Wie kommuniziere ich mit dem Auftraggeber im Falle eines Zahlungsverzugs?

Der häufigste Grund für unbezahlte Rechnungen ist tatsächlich der verlorene Brief. Außerdem kommt es immer mal wieder vor, dass derjenige, der in einem Unternehmen für die Begleichung von Rechnungen zuständig ist, entweder krank im Bett liegt oder gerade seinen verdienten Urlaub genießt. 

Daher solltest Du bei Deiner ersten Kontaktaufnahme mit dem Auftraggeber keinesfalls zu forsch oder gar erbost auftreten, sondern freundlich nachfragen, ob Deine Rechnung eingegangen ist und alles zur Zufriedenheit verlaufen ist. Meistens ist das ausreichend.

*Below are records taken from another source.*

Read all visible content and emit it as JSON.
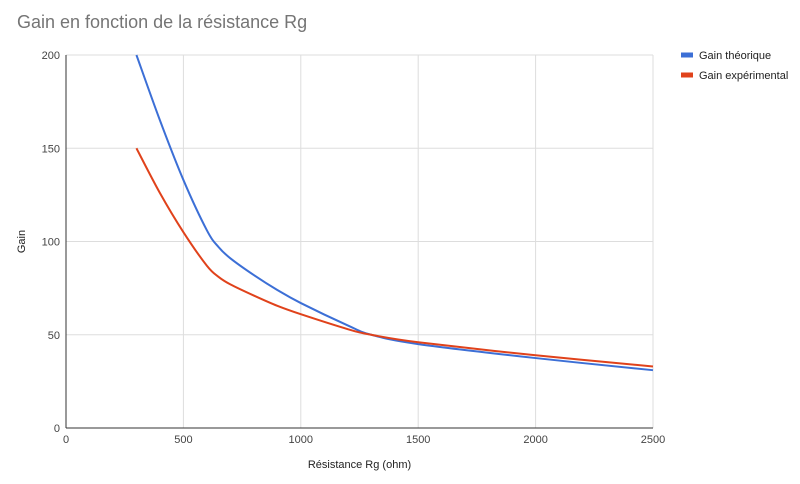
{
  "chart_data": {
    "type": "line",
    "title": "Gain en fonction de la résistance Rg",
    "xlabel": "Résistance Rg (ohm)",
    "ylabel": "Gain",
    "xlim": [
      0,
      2500
    ],
    "ylim": [
      0,
      200
    ],
    "xticks": [
      "0",
      "500",
      "1000",
      "1500",
      "2000",
      "2500"
    ],
    "yticks": [
      "0",
      "50",
      "100",
      "150",
      "200"
    ],
    "grid": true,
    "legend_position": "right",
    "series": [
      {
        "name": "Gain théorique",
        "color": "#3c6fd6",
        "x": [
          300,
          400,
          500,
          600,
          650,
          700,
          800,
          900,
          1000,
          1200,
          1300,
          1500,
          2000,
          2500
        ],
        "y": [
          200,
          165,
          133,
          106,
          97,
          91,
          82,
          74,
          67,
          55,
          50,
          45,
          37.5,
          31
        ]
      },
      {
        "name": "Gain expérimental",
        "color": "#e0421b",
        "x": [
          300,
          400,
          500,
          600,
          650,
          700,
          800,
          900,
          1000,
          1200,
          1300,
          1500,
          2000,
          2500
        ],
        "y": [
          150,
          126,
          105,
          87,
          81,
          77,
          71,
          65.5,
          61,
          53,
          50,
          46,
          39,
          33
        ]
      }
    ]
  }
}
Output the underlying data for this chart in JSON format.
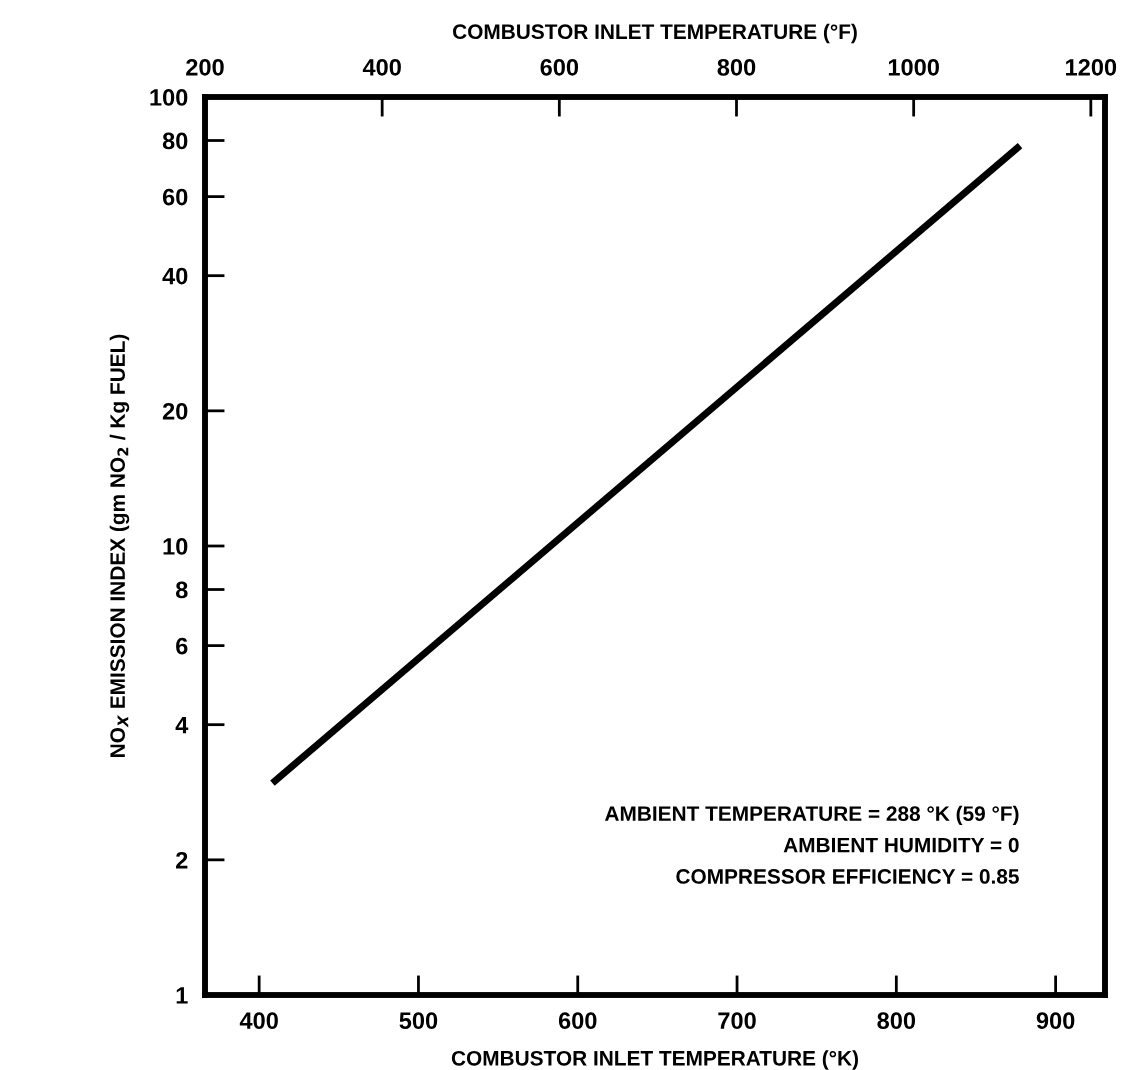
{
  "chart_data": {
    "type": "line",
    "xlabel": "COMBUSTOR INLET TEMPERATURE (°K)",
    "x2label": "COMBUSTOR INLET TEMPERATURE (°F)",
    "ylabel": "NO$_{X}$ EMISSION INDEX (gm NO$_{2}$ / Kg FUEL)",
    "series": [
      {
        "x": [
          410,
          876
        ],
        "values": [
          3.0,
          77
        ],
        "color": "#000000"
      }
    ],
    "xlim": [
      366,
      931
    ],
    "xticks": [
      400,
      500,
      600,
      700,
      800,
      900
    ],
    "x2lim": [
      200,
      1216
    ],
    "x2ticks": [
      200,
      400,
      600,
      800,
      1000,
      1200
    ],
    "ylim": [
      1,
      100
    ],
    "yticks": [
      1,
      2,
      4,
      6,
      8,
      10,
      20,
      40,
      60,
      80,
      100
    ],
    "log": "y",
    "grid": false,
    "legend": false,
    "marker": "none",
    "line_style": "solid",
    "annotations": [
      "AMBIENT TEMPERATURE = 288 °K (59 °F)",
      "AMBIENT HUMIDITY = 0",
      "COMPRESSOR EFFICIENCY = 0.85"
    ]
  }
}
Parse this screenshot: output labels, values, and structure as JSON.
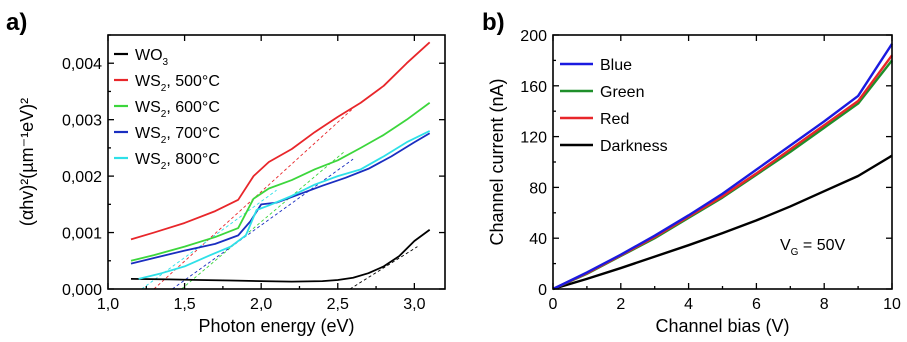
{
  "panels": {
    "a": {
      "label": "a)"
    },
    "b": {
      "label": "b)"
    }
  },
  "chart_data": [
    {
      "type": "line",
      "xlabel": "Photon energy (eV)",
      "ylabel": "(αhv)²(µm⁻¹eV)²",
      "xlim": [
        1.0,
        3.2
      ],
      "ylim": [
        0.0,
        0.0045
      ],
      "xticks": [
        "1,0",
        "1,5",
        "2,0",
        "2,5",
        "3,0"
      ],
      "yticks": [
        "0,000",
        "0,001",
        "0,002",
        "0,003",
        "0,004"
      ],
      "legend_position": "top-left",
      "series": [
        {
          "name": "WO3",
          "legend_main": "WO",
          "legend_sub": "3",
          "legend_suffix": "",
          "color": "#000000",
          "x": [
            1.15,
            1.4,
            1.6,
            1.8,
            2.0,
            2.2,
            2.4,
            2.5,
            2.6,
            2.7,
            2.8,
            2.9,
            3.0,
            3.1
          ],
          "y": [
            0.00018,
            0.00017,
            0.00016,
            0.00015,
            0.00014,
            0.00013,
            0.00014,
            0.00016,
            0.0002,
            0.00028,
            0.0004,
            0.00058,
            0.00085,
            0.00105
          ]
        },
        {
          "name": "WS2, 500°C",
          "legend_main": "WS",
          "legend_sub": "2",
          "legend_suffix": ", 500°C",
          "color": "#e8262a",
          "x": [
            1.15,
            1.3,
            1.5,
            1.7,
            1.85,
            1.95,
            2.05,
            2.2,
            2.35,
            2.5,
            2.65,
            2.8,
            2.95,
            3.1
          ],
          "y": [
            0.00088,
            0.001,
            0.00117,
            0.00138,
            0.00158,
            0.002,
            0.00225,
            0.00248,
            0.00278,
            0.00305,
            0.0033,
            0.0036,
            0.004,
            0.00437
          ]
        },
        {
          "name": "WS2, 600°C",
          "legend_main": "WS",
          "legend_sub": "2",
          "legend_suffix": ", 600°C",
          "color": "#3cd63c",
          "x": [
            1.15,
            1.3,
            1.5,
            1.7,
            1.85,
            1.95,
            2.05,
            2.2,
            2.35,
            2.5,
            2.65,
            2.8,
            2.95,
            3.1
          ],
          "y": [
            0.0005,
            0.0006,
            0.00075,
            0.00092,
            0.00108,
            0.0016,
            0.00178,
            0.00193,
            0.00212,
            0.00228,
            0.0025,
            0.00273,
            0.003,
            0.0033
          ]
        },
        {
          "name": "WS2, 700°C",
          "legend_main": "WS",
          "legend_sub": "2",
          "legend_suffix": ", 700°C",
          "color": "#1a2ec0",
          "x": [
            1.15,
            1.3,
            1.5,
            1.7,
            1.85,
            1.93,
            2.0,
            2.1,
            2.25,
            2.4,
            2.55,
            2.7,
            2.85,
            3.0,
            3.1
          ],
          "y": [
            0.00045,
            0.00055,
            0.00068,
            0.0008,
            0.00095,
            0.0012,
            0.0015,
            0.00153,
            0.00168,
            0.00183,
            0.00197,
            0.00213,
            0.00235,
            0.0026,
            0.00276
          ]
        },
        {
          "name": "WS2, 800°C",
          "legend_main": "WS",
          "legend_sub": "2",
          "legend_suffix": ", 800°C",
          "color": "#2ee0e8",
          "x": [
            1.2,
            1.35,
            1.5,
            1.65,
            1.8,
            1.9,
            1.97,
            2.05,
            2.2,
            2.35,
            2.5,
            2.65,
            2.8,
            2.95,
            3.1
          ],
          "y": [
            0.00018,
            0.00028,
            0.0004,
            0.00058,
            0.00075,
            0.00095,
            0.0014,
            0.00148,
            0.00165,
            0.00185,
            0.002,
            0.00212,
            0.00235,
            0.0026,
            0.0028
          ]
        }
      ],
      "guides": [
        {
          "color": "#000000",
          "x": [
            2.58,
            3.02
          ],
          "y": [
            0.0,
            0.00075
          ]
        },
        {
          "color": "#e8262a",
          "x": [
            1.3,
            2.6
          ],
          "y": [
            0.0,
            0.0032
          ]
        },
        {
          "color": "#3cd63c",
          "x": [
            1.48,
            2.55
          ],
          "y": [
            0.0,
            0.00245
          ]
        },
        {
          "color": "#1a2ec0",
          "x": [
            1.42,
            2.6
          ],
          "y": [
            0.0,
            0.0023
          ]
        },
        {
          "color": "#2ee0e8",
          "x": [
            1.22,
            2.1
          ],
          "y": [
            0.0,
            0.00175
          ]
        }
      ]
    },
    {
      "type": "line",
      "xlabel": "Channel bias (V)",
      "ylabel": "Channel current (nA)",
      "xlim": [
        0,
        10
      ],
      "ylim": [
        0,
        200
      ],
      "xticks": [
        "0",
        "2",
        "4",
        "6",
        "8",
        "10"
      ],
      "yticks": [
        "0",
        "40",
        "80",
        "120",
        "160",
        "200"
      ],
      "legend_position": "top-left",
      "annotation": {
        "main": "V",
        "sub": "G",
        "suffix": " = 50V"
      },
      "series": [
        {
          "name": "Blue",
          "color": "#1a1ae0",
          "x": [
            0,
            1,
            2,
            3,
            4,
            5,
            6,
            7,
            8,
            9,
            10
          ],
          "y": [
            0,
            13,
            27,
            42,
            58,
            75,
            94,
            113,
            132,
            152,
            193
          ]
        },
        {
          "name": "Green",
          "color": "#1f8f2a",
          "x": [
            0,
            1,
            2,
            3,
            4,
            5,
            6,
            7,
            8,
            9,
            10
          ],
          "y": [
            0,
            12,
            26,
            40,
            56,
            72,
            90,
            108,
            127,
            146,
            180
          ]
        },
        {
          "name": "Red",
          "color": "#e8262a",
          "x": [
            0,
            1,
            2,
            3,
            4,
            5,
            6,
            7,
            8,
            9,
            10
          ],
          "y": [
            0,
            12.5,
            26.5,
            41,
            57,
            73,
            91,
            110,
            129,
            148,
            184
          ]
        },
        {
          "name": "Darkness",
          "color": "#000000",
          "x": [
            0,
            1,
            2,
            3,
            4,
            5,
            6,
            7,
            8,
            9,
            10
          ],
          "y": [
            0,
            8,
            16.5,
            25.5,
            34.5,
            44,
            54,
            65,
            77,
            89,
            105
          ]
        }
      ]
    }
  ]
}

Liegen jedoch schwerwiegendere Gründe vor, wird es ein wenig ungemütlicher. Ist der Auftraggeber nicht zufrieden mit Deiner Arbeit oder hält er die Rechnung für unangemessen, solltest Du das Gespräch suchen und Möglichkeiten finden, diese Unzufriedenheit zu beheben

Kann der Kunde einfach nicht zahlen, eignet sich im Notfall eine Art Tauschgeschäft. Bietet der Auftraggeber z.B. Dienstleistungen oder Waren an, die Du benötigst, ließe sich über eine derartige Kompensation verhandeln.

Andernfalls werden Maßnahmen nötig, den Zahlungsverzug anzumahnen. Folgende Schritte gilt es zu beachten:

  • Schriftliche Zahlungserinnerung
  • Mahnung (Stufen 1-3)
  • Anwalt oder Inkassounternehmen beauftragen

Kundenkommunikation

Damit es erst gar nicht so weit kommt, wird Freelancern dazu geraten, während des gesamten Projektes mit ihren Kunden in ständigem Kontakt zu bleiben. Auf diese Weise ist der Auftraggeber immer auf dem neuesten Stand (und kann sich daher nicht damit herausreden, er habe gar nichts von Deiner “teuren” Arbeitsweise gewusst und sie erst recht nicht gewollt). Darüber hinaus ist es auch für Dich angenehmer, in dem Wissen zu arbeiten, dass Du wirklich das erreichst, was Dein Kunde wünscht.